Polanyi (1966)
Citation: Polanyi, M. (1966). The Tacit Dimension. Doubleday.
Michael Polanyi’s The Tacit Dimension is a classic exploration of tacit knowledge—the idea that we know more than we can explicitly articulate. Polanyi argues that much human knowledge is embodied, skill‑based, and context‑dependent, and therefore cannot be fully reduced to rules or explicit statements.
His most famous line, “We know more than we can tell,” captures the core thesis. Examples include riding a bicycle, recognizing a face, or diagnosing a complex situation. In each case, a person can perform a task or make a judgment without being able to fully describe the steps involved.
Polanyi distinguishes between focal awareness and subsidiary awareness. When performing a task, we focus on the goal (the focal object) while relying on a vast background of subsidiary knowledge that is not explicitly in view. This structure explains why tacit knowledge is hard to codify: it operates beneath conscious articulation.

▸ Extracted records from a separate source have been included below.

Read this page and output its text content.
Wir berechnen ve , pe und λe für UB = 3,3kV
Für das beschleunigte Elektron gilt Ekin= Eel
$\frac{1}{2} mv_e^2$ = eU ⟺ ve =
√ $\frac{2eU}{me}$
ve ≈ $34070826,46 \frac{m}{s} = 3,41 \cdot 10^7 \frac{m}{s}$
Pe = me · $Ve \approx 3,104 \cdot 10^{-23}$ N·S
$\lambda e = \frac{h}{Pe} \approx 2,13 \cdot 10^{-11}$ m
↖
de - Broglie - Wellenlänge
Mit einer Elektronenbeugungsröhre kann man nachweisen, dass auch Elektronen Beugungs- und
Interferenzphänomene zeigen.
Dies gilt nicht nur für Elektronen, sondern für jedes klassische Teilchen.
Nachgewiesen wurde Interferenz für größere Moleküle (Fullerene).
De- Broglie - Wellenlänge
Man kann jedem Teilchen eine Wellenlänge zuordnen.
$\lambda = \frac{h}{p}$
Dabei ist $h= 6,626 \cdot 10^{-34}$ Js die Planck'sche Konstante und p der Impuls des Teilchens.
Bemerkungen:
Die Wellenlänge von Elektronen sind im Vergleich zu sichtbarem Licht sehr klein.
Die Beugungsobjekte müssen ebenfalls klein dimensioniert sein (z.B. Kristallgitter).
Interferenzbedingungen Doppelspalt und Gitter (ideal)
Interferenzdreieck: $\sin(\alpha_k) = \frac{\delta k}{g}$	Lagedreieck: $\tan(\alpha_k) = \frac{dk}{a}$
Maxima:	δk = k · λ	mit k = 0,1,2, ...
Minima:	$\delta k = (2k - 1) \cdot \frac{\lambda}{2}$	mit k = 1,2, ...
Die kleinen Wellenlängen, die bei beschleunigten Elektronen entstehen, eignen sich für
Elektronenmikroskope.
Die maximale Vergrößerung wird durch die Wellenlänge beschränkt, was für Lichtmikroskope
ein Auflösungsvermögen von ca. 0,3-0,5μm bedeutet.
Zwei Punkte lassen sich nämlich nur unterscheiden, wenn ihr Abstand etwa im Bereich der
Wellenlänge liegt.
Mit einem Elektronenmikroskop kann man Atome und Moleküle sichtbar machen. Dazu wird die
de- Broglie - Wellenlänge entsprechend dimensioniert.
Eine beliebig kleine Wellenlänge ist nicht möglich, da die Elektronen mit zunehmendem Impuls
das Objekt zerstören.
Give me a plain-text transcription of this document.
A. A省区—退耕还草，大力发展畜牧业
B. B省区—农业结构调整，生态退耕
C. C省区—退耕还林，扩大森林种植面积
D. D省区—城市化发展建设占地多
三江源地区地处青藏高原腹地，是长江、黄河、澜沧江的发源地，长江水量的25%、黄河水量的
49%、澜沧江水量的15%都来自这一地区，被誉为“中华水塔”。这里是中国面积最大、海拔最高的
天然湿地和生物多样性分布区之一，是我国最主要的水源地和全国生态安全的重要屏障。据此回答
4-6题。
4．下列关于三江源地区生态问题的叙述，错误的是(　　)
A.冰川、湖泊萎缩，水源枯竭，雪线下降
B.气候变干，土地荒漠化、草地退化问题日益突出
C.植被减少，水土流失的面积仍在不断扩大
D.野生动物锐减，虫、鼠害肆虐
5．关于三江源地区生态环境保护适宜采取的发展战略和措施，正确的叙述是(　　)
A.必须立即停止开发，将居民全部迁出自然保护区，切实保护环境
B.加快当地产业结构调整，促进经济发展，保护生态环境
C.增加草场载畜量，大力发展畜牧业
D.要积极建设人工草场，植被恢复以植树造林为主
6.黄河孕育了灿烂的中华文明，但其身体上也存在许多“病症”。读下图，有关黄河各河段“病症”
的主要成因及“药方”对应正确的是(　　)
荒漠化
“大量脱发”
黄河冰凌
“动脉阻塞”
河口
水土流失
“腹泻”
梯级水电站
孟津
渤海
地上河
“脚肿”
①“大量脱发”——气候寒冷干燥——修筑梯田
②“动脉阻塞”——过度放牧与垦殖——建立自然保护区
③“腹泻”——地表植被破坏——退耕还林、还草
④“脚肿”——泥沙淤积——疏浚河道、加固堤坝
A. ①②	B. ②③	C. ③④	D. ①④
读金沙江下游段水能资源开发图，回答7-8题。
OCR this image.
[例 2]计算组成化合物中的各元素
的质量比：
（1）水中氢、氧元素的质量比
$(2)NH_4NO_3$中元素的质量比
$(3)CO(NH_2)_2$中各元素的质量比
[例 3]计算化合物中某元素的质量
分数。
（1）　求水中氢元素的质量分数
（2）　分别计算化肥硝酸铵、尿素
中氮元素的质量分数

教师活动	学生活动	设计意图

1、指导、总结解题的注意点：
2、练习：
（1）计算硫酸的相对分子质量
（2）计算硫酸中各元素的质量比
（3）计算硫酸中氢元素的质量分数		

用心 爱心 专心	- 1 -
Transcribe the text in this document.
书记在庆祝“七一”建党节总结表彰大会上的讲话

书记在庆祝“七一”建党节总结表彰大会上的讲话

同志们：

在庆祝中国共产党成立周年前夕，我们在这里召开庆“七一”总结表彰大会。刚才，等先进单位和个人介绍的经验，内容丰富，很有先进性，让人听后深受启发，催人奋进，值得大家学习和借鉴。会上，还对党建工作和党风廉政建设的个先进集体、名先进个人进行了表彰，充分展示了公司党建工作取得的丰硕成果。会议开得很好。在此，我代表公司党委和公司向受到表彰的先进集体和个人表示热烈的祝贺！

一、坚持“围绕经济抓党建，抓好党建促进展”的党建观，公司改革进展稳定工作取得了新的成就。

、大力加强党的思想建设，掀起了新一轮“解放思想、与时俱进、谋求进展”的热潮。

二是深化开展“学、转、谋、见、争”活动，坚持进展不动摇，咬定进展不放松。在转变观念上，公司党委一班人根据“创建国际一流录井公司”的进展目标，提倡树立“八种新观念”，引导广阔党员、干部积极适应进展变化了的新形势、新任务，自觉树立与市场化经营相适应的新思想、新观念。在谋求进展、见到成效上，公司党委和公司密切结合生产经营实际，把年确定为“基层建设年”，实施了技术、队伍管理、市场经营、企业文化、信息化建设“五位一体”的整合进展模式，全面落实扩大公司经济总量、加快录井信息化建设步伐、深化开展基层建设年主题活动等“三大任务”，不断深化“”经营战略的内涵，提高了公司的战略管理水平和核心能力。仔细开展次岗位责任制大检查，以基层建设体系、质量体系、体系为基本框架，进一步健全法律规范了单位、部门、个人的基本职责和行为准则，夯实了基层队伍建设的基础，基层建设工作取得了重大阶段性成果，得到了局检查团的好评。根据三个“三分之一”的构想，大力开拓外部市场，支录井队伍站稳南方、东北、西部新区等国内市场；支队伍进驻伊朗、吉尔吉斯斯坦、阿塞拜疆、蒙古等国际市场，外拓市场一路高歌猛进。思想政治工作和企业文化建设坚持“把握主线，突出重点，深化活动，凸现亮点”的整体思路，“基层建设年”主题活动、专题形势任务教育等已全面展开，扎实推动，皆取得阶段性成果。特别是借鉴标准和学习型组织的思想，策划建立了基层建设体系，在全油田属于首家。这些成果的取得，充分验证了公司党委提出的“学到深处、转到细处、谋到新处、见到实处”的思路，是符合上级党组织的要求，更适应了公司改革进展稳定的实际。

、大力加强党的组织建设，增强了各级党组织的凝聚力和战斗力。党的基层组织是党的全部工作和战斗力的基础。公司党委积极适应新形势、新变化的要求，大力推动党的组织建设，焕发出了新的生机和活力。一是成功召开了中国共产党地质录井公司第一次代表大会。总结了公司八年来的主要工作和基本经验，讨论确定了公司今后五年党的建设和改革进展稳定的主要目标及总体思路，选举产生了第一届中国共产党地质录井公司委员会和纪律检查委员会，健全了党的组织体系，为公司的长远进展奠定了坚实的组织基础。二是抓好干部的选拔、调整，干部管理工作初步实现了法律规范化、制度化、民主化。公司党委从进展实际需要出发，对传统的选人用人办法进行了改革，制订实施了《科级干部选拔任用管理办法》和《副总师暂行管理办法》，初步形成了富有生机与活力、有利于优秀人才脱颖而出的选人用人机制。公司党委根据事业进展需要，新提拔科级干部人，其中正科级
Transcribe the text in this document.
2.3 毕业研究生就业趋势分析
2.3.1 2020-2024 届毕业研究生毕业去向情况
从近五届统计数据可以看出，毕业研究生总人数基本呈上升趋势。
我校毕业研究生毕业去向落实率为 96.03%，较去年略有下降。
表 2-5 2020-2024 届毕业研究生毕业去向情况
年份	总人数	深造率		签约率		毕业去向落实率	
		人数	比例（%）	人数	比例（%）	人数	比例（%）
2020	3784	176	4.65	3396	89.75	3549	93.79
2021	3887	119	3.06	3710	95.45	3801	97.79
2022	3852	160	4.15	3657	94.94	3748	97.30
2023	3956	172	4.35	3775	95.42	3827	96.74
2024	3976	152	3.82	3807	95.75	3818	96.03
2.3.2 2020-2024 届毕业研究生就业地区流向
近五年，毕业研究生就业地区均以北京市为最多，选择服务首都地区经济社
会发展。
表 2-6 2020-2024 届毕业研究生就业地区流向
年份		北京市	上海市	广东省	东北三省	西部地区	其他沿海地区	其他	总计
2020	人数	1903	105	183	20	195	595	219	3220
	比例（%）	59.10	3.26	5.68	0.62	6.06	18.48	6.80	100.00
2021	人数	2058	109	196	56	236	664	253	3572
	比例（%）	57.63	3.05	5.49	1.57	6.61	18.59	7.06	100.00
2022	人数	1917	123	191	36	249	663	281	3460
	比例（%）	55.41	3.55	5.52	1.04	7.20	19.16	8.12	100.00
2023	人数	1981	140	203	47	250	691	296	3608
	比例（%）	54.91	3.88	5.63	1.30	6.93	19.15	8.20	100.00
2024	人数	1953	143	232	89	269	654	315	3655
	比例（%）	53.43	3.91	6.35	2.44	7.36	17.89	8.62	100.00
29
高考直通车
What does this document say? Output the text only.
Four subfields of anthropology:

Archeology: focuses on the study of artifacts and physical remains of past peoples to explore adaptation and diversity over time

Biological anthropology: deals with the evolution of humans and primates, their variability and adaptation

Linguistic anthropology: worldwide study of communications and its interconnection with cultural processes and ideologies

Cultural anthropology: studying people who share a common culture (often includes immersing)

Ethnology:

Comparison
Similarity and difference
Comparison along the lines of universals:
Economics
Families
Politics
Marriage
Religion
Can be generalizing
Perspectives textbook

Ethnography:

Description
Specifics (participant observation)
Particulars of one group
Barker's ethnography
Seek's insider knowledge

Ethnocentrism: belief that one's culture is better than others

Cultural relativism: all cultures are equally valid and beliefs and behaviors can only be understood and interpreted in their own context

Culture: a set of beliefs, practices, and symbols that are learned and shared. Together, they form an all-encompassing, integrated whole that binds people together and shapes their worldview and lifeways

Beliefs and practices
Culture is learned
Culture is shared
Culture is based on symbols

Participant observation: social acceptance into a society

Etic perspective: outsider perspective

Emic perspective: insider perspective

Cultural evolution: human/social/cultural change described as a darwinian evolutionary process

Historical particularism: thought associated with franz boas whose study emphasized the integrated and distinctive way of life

A key implication is that knowledge is not simply “information.” It is embodied in skills, habits, and contextual understanding. Written instructions can help, but they cannot substitute for embodied practice. This insight challenges the notion that all valuable knowledge can be captured in documents or systems.
Polanyi also emphasizes that tacit knowledge is often personal and rooted in experience. It is acquired through apprenticeship, observation, and practice rather than through formal instruction. This is why expertise is hard to transfer quickly and why organizations rely on mentorship and socialization to pass on skill.
In organizational contexts, Polanyi’s work suggests that documentation is necessary but insufficient. The most valuable knowledge in many fields—judgment, intuition, pattern recognition—is tacit. It cannot be fully written down, and attempts to codify it often produce only partial representations.
Polanyi’s perspective also implies that knowledge transfer requires shared context. A statement or rule that seems clear to one expert may be ambiguous to another because the tacit background differs. Effective transfer often requires immersion in the same practices and environments.
The book’s influence extends far beyond philosophy into management, economics, and organizational theory. It underpins later work on knowledge management (e.g., Nonaka), expertise, and organizational learning. It provides a conceptual justification for why knowledge is sticky and why organizations struggle to preserve and transmit expertise.
A large portion of human knowledge is tacit—rooted in practice and context rather than explicit rules. This makes it difficult to capture and transfer, but also explains why expertise is powerful and rare. Codification has limits. Any system that relies on human judgment must ultimately rely on experience.